AI will underpin human relationships in investment management not erode them
Aviva Investors' Fraser Lundie says the most dramatic implication of AI is the widening of the types of people that will succeed in investment management, while relationships become even more important
Since the 1990s, and like most industries, investment management has been shaped by technology, and the changes brought about by artificial intelligence are no different.
Whether its investment processes, recruitment, content creation or research and analysis AI is fundamentally reshaping how investment firms operate. With this comes a number of challenges to a company’s culture, team morale and the type of personalities investment management is attracting – the skills that matter most are changing.
But, speaking to ACT Insights, Fraser Lundie, global head of fixed income at Aviva Investors and a previous mentor on City Hive's mentoring programme, argues that AI should be viewed as a catalyst for positive change - provided firms think carefully about talent, collaboration and human judgement.
The end of the maths-only era?
One of the most dramatic implications of AI is that it could dramatically widen the type of people who succeed in investment management.
Historically, the industry has recruited from a relatively narrow talent pool - individuals with strong quantitative skills, economics degrees and highly analytical backgrounds. Lundie says that may no longer be necessary.
"The type of young person that you possibly need going forward is not quite as constrained as it used to be," he says.
"It used to be you basically had to be good at numbers."
Drawing on personality assessments conducted within Aviva, Lundie notes that many investment teams are heavily weighted towards detail-oriented, analytical personalities.
"95% of the room were blue - slightly introverted, attention-to-detail, perfectionist maths geeks," he says. "That can't be that healthy trying to get a holistic view on the world."
AI is likely to change that: "If AI is your maths wizard, it's more about how you interpret rather than how you actually calculate."
That opens the door for a broader range of thinkers - visionary personalities who may previously have struggled to navigate traditional graduate recruitment processes, but who bring creativity, communication skills and different perspectives.
For an industry that has spent years discussing how we can improve diversity of thought, AI could unexpectedly become one of its biggest enablers.
A new challenge for talent development
Yet if junior employees increasingly rely on AI to summarise documents, analyse data and automate research, how do they develop the judgement and instincts that experienced investors have accumulated over decades?
Lundie believes experience remains irreplaceable.
"It can't replace experience, and it can't replace some of the more intangible signs," he says.
He points to the behavioural and psychological insights that seasoned investors develop over time.
A model may accurately reflect management guidance.

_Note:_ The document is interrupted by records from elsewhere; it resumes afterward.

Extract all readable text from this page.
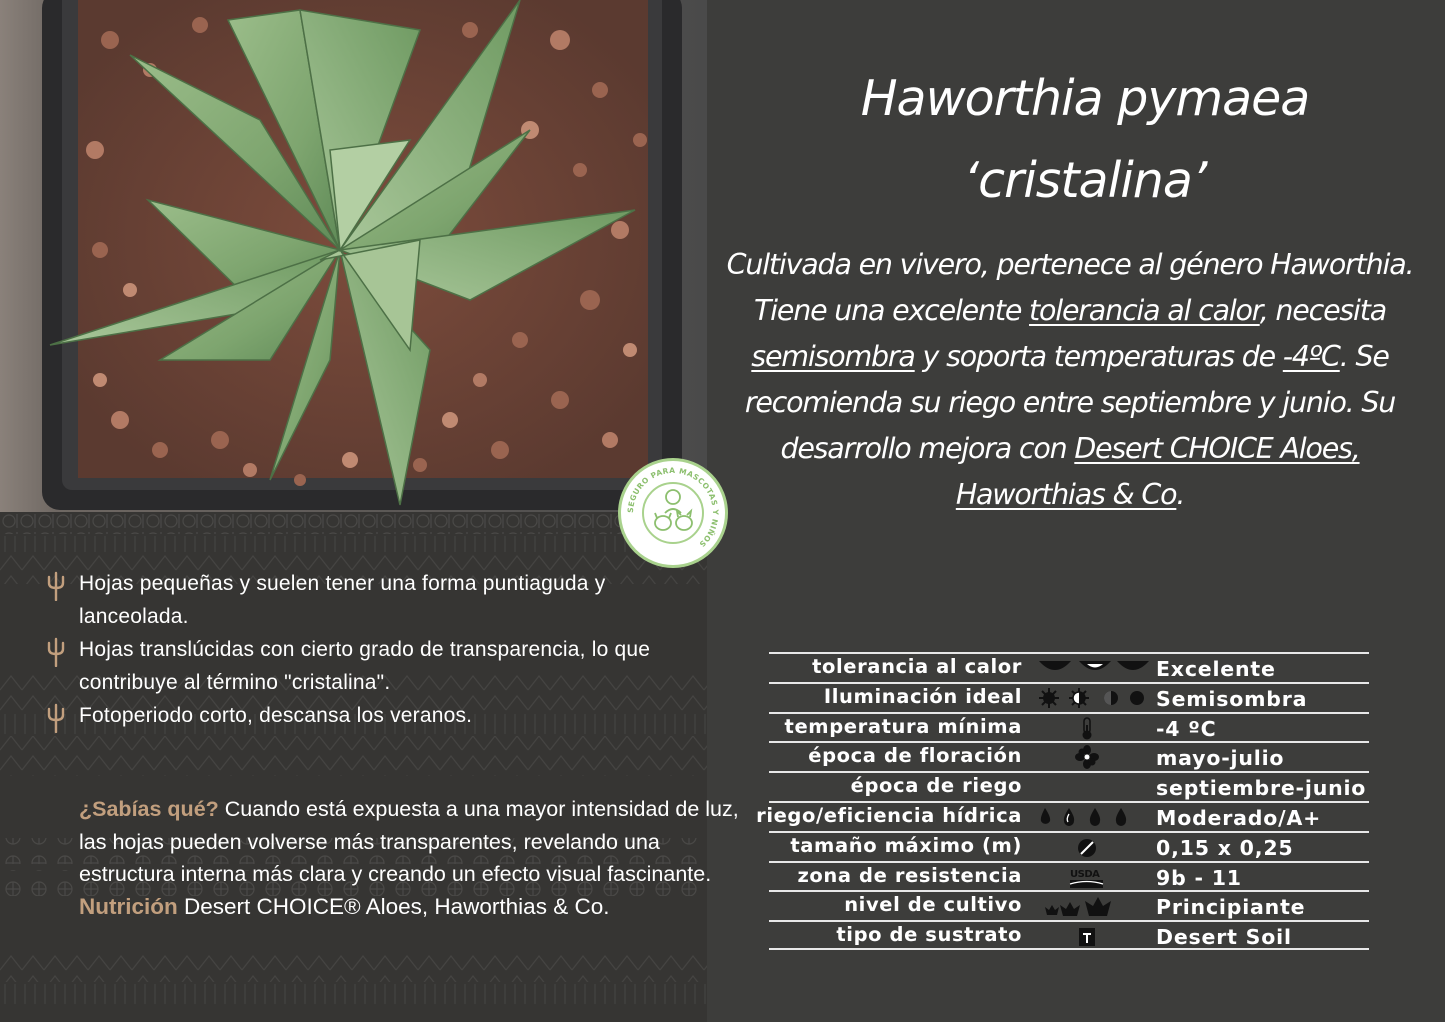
SEGURO PARA MASCOTAS Y NIÑOS
Haworthia pymaea
‘cristalina’
Cultivada en vivero, pertenece al género Haworthia. Tiene una excelente tolerancia al calor, necesita semisombra y soporta temperaturas de -4ºC. Se recomienda su riego entre septiembre y junio. Su desarrollo mejora con Desert CHOICE Aloes, Haworthias & Co.
Hojas pequeñas y suelen tener una forma puntiaguda y lanceolada.
Hojas translúcidas con cierto grado de transparencia, lo que contribuye al término "cristalina".
Fotoperiodo corto, descansa los veranos.
¿Sabías qué? Cuando está expuesta a una mayor intensidad de luz, las hojas pueden volverse más transparentes, revelando una estructura interna más clara y creando un efecto visual fascinante.
Nutrición Desert CHOICE® Aloes, Haworthias & Co.
tolerancia al calor	Excelente
Iluminación ideal	Semisombra
temperatura mínima	-4 ºC
época de floración	mayo-julio
época de riego	septiembre-junio
riego/eficiencia hídrica	Moderado/A+
tamaño máximo (m)	0,15 x 0,25
zona de resistencia	USDA	9b - 11
nivel de cultivo	Principiante
tipo de sustrato	Desert Soil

An experienced investor may recognise that the guidance is likely to change again. A spreadsheet may show improving numbers. A senior investor may spot a new chief executive "kitchen sinking" results to reset expectations.
These are not data points, they are human observations built through experience, and as a result, mentoring, coaching and knowledge transfer may become more important rather than less. The skills being taught may change, but the need for apprenticeship-style learning remains.
From data gathering to decision making
Lundie describes a world where AI is already dramatically reducing time spent on routine analysis.
Historically, analysts could spend most of their week gathering information, building models and processing historical data before reaching the stage where they could think about future outcome, but today much of that work can be automated.
"That 80% of your previous work life is gone, which means that the 20% can become 80%," he says.
Instead of spending days collecting information, analysts can spend more time asking better questions, challenging assumptions and engaging with company management teams. The result is not simply greater efficiency, it potentially creates better investors.
"It's more time for forward-looking decision making," Lundie explains.
This may prove one of AI's most important contributions to investment management - not replacing human decision makers, but giving them more time to think.
Relationships aren't disappearing - they're becoming more important
Another surprising outcoming, amid fear often raised about AI is that it will erode the human relationships that underpin investment management, is that the opposite will happen. Relationships, trust and authenticity become more important.
"There is going to be less room to hide," Lundie says. "The ability to deviate between your philosophy and your approach to your portfolio to the attribution of your performance - if there's holes in that chain, they're wide open for everyone to see now."
Trust therefore becomes even more valuable, relationships will still matter, but they must increasingly be built on transparency, authenticity and evidence rather than reputation alone.
Why culture matters more than ever
Perhaps the most important cultural implication of AI is that it reinforces the shift away from the "star manager" model, a trend we have seen over the last decade or so. Investment management has become too complex for any single individual to master every aspect of the process, and succession planning is not a keep part of fund firm’s operational models.
For these reasons, Lundie argues that investors are increasingly buying teams rather than individuals.
"I don't think the days of buying a particular fund manager are here anymore," he says.
Instead, success depends on how effectively people collaborate, share information, challenge one another and combine expertise.
"People are no longer buying the person. They're buying the full value proposition."
This brings culture firmly into focus. As AI reshapes workflows and alters job roles, firms that foster collaboration, learning, psychological safety and diversity of thought are likely to be best positioned to benefit.
In other words, the future of investment management may be powered by AI, but it will still be defined by people.